Potremmo aggiungere alle molteplici crisi dell’agricoltura capitalistica il collasso delle colonie di api, ovvero il collasso del “modello di alveare completamente industrializzato” (non essendo le api in grado di evolversi tanto rapidamente, per sopravvivere agli insetticidi, quanto le erbe infestanti lo sono per resistere ai diserbanti) [28] . Persino The Economist ha notato che, a differenza del resto del mondo, “essere un’ape a Cuba è bello”, attribuendo però questo fatto ad “arretratezza agricola”; ma, considerato il crollo del “modello alimentare a basso costo” capitalistico, in contrasto con la capacità di Cuba nel nutrire la propria popolazione, nonché le specifiche tipologie di conoscenza coinvolte e sviluppate nella rivoluzione agroecologica cubana, cosa significa in tale contesto “arretratezza”? Il miele biologico cubano e divenuto non solo un prodotto d’esportazione chiave per l’isola ma, più in generale, Cuba ha sviluppato pratiche agroecologiche ad alti rendimenti e di gran lunga migliori nel loro impatto ambientale.

L’Organopónico è stato una rivelazione nel campo dell’orticoltura.
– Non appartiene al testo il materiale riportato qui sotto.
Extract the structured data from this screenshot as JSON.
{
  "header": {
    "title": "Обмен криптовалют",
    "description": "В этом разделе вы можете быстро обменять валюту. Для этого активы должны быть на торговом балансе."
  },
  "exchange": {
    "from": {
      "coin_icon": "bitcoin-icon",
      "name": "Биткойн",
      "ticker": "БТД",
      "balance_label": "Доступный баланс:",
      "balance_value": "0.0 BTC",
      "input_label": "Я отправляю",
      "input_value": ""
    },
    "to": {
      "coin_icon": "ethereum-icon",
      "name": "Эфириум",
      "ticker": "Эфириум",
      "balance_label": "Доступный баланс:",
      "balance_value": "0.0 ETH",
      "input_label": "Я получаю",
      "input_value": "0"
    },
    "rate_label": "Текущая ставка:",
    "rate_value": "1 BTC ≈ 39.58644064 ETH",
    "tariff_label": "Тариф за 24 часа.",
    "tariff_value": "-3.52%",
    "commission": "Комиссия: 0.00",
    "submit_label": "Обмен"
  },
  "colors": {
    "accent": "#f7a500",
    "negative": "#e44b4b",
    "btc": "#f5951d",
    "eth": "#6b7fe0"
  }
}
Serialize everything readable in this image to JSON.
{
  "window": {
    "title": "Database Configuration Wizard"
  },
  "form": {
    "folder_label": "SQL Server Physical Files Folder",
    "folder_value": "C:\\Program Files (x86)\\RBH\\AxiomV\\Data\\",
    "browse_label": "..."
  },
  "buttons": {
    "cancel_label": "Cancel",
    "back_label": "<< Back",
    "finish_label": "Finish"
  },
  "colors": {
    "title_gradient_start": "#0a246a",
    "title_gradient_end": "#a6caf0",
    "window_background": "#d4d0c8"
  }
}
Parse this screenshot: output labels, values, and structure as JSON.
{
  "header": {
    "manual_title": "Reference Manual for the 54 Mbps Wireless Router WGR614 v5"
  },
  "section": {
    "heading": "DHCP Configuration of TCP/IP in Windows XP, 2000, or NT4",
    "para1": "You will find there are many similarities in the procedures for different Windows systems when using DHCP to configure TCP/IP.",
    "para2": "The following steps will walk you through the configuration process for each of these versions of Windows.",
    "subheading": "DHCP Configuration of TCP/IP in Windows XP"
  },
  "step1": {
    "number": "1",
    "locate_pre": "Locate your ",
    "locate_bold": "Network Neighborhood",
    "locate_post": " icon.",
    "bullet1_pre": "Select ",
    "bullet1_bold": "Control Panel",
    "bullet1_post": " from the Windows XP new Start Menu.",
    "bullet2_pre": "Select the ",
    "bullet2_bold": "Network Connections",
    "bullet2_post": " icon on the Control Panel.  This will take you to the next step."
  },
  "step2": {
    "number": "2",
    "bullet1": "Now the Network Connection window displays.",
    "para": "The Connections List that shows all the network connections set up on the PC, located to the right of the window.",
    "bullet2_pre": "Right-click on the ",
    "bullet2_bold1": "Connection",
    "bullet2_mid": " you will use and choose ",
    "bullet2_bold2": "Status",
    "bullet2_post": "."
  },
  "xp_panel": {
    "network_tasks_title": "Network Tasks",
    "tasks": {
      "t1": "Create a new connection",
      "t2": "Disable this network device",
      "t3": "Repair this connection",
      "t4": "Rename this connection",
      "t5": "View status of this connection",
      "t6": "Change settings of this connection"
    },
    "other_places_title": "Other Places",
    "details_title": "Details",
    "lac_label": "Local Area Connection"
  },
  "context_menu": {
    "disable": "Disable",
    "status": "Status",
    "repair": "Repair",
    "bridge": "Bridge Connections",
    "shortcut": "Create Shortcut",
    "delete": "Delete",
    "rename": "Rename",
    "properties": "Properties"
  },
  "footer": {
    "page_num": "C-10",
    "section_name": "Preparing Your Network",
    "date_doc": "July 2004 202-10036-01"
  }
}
Utilizzando il substrato organico, ricorrendo all’irrigazione a goccia e a pratiche dell’orticoltura, queste aiuole possono essere implementate nei terreni urbani incolti e, senza uso di alcun prodotto petrolchimico, hanno il duplice vantaggio della partecipazione locale e urbana e di una produzione alimentare sana e diversificata [29]. Dal 1997 al 2005, la produzione di ortaggi all’Avana è aumentata di oltre il 1200 per cento; dal 2013, gli agricoltori urbani nella sola capitale cubana producevano oltre 60.000 tonnellate di ortaggi e 1.700 tonnellate di carne ogni anno servendosi di questo metodo. Fagioli, cetrioli, barbabietole, pomodori spinaci, peperoni e altro vengono coltivati biologicamente su terreni urbani un tempo malridotti, erosi o abbandonati. In aggiunta a costi di trasporto e chimici minimi, le cooperative dell’Organopónico migliorano i rapporti nella comunità, aumentano l’occupazione e, punto cruciale, vendono una gamma di cibo sano a livello locale e a prezzi accessibili. 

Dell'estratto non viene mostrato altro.